Le célibat des prêtres

Encore un article sur le célibat des prêtres !

Oui, et voici un ouvrage nouveau sur la question ; la preuve que certains cherchent encore à montrer qu’il y là matière à réformer : La grâce et la pesanteur. Le célibat des prêtres en question, par Marie-Jo Thiel. Desclée de Brouwer 10 2024, 256p. Marie-Jo Thiel est docteur en médecine et docteur en théologie, ex-présidente de l’Association Européenne de Théologie Catholique (AETC).

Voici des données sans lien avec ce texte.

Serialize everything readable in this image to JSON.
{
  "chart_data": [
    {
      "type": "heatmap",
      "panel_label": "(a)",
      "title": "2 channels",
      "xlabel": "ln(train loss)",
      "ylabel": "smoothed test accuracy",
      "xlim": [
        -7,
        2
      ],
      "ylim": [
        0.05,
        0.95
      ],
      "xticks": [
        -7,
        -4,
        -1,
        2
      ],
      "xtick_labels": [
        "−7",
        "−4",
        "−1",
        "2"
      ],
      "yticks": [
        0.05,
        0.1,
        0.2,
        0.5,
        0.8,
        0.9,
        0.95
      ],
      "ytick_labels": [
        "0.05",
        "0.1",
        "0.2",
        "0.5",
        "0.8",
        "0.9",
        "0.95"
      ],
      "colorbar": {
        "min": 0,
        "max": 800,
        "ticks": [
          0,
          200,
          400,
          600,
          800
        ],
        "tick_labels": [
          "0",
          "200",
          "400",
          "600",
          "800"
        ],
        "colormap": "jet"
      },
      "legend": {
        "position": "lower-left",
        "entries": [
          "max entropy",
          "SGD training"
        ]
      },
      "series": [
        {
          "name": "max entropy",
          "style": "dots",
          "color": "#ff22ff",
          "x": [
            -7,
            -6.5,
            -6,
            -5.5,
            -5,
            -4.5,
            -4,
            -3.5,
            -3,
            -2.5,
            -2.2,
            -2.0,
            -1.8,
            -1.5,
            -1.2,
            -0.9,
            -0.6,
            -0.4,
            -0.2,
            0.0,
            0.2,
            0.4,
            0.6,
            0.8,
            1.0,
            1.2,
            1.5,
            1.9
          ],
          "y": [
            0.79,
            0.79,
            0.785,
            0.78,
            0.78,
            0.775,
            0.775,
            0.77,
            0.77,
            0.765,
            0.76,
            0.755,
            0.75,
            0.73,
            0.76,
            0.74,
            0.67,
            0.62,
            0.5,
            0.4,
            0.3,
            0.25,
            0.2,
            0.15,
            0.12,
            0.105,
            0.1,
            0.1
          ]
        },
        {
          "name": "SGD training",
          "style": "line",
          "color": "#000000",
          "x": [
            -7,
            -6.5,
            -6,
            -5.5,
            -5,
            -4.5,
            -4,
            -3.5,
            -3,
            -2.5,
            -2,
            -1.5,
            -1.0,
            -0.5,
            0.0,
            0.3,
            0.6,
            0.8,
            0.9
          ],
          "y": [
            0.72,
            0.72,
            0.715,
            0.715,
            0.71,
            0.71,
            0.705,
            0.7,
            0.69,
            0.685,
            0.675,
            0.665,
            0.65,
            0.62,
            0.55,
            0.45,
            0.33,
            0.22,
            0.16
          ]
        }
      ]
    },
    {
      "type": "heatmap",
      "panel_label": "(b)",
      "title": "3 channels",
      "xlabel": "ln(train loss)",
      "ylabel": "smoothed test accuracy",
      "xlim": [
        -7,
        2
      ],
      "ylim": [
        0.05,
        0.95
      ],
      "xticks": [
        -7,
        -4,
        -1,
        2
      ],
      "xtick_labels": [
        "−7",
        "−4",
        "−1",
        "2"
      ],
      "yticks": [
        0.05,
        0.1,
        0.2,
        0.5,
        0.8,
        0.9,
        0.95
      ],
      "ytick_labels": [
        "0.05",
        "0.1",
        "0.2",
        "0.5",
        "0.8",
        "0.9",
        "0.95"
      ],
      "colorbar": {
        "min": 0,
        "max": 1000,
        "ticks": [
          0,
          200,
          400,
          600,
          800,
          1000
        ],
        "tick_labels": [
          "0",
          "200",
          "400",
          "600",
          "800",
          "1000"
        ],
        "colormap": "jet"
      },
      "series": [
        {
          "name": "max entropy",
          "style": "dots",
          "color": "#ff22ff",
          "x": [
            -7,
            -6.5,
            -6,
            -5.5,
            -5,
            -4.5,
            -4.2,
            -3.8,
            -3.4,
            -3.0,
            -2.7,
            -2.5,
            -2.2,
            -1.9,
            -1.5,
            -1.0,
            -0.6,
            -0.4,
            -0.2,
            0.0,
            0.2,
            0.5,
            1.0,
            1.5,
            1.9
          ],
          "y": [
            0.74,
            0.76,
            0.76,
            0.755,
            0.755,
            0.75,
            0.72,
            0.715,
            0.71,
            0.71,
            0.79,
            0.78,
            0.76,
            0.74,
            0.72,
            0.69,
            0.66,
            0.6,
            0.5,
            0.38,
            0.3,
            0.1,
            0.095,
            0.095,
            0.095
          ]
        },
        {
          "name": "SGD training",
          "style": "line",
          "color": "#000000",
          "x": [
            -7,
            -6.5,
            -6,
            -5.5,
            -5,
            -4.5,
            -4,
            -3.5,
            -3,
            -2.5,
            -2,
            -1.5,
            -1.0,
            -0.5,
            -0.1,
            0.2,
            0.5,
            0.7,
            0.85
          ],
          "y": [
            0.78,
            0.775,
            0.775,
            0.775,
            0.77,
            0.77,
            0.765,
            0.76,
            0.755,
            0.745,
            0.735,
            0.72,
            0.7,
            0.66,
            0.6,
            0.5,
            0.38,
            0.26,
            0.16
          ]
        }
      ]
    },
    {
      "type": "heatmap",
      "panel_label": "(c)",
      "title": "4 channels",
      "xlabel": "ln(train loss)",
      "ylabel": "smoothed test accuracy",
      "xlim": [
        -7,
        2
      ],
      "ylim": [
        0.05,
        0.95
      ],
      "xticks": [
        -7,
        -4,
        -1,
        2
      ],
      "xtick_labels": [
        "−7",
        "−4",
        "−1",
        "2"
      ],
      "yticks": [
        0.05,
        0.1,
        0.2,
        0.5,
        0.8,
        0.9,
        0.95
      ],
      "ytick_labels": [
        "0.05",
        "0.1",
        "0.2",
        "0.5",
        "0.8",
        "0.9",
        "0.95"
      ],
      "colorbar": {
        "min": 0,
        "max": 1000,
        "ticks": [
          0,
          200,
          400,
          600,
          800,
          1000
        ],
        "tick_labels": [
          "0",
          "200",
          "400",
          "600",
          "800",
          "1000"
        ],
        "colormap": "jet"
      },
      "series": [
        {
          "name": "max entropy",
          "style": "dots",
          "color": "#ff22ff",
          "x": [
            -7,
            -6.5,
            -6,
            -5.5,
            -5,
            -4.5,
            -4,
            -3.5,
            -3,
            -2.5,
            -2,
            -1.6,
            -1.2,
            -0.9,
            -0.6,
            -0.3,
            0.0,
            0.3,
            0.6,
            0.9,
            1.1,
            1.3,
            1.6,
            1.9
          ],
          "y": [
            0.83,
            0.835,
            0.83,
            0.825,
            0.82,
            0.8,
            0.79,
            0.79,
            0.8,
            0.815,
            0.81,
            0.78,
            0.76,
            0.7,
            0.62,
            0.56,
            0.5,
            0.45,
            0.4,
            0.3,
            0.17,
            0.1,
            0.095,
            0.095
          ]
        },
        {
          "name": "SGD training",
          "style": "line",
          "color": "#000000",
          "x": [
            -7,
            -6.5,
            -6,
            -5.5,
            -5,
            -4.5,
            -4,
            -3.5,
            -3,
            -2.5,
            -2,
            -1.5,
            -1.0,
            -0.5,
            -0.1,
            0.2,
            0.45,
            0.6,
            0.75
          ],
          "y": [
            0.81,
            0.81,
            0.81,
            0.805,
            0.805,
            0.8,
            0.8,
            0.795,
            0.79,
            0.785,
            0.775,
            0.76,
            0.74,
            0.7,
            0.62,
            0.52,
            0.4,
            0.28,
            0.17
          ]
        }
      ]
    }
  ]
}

La société s’est sécularisée ; et cette église se retrouve doublement affaiblie, par la baisse des vocations presbytérales et par les abus sexuels (Cf. Les travaux de la CIASE la Commission Indépendante sur les Abus Sexuels dans l’Eglise, dite Commission Sauvé qui a rendu son rapport en octobre 2021) De ce fait, cette discipline du célibat ne fait plus forcément signe. (1)

Un Etat démocratique établit des lois afin d’assurer le meilleur vivre ensemble des citoyens. Mais ces lois sont souvent dépassées par les pratiques ou les contre-pratiques des citoyens ou par les circonstances. Il faut donc les modifier, les améliorer. Cette église catholique romane est une merveille ; elle fait des lois qui sont universelles et éternelles ; et qui plus est, qui s’imposent absolument par la volonté d’un seul homme placé à la tête de l’édifice mais sans faire l’objet d’un vote des administrés. Merveilleux !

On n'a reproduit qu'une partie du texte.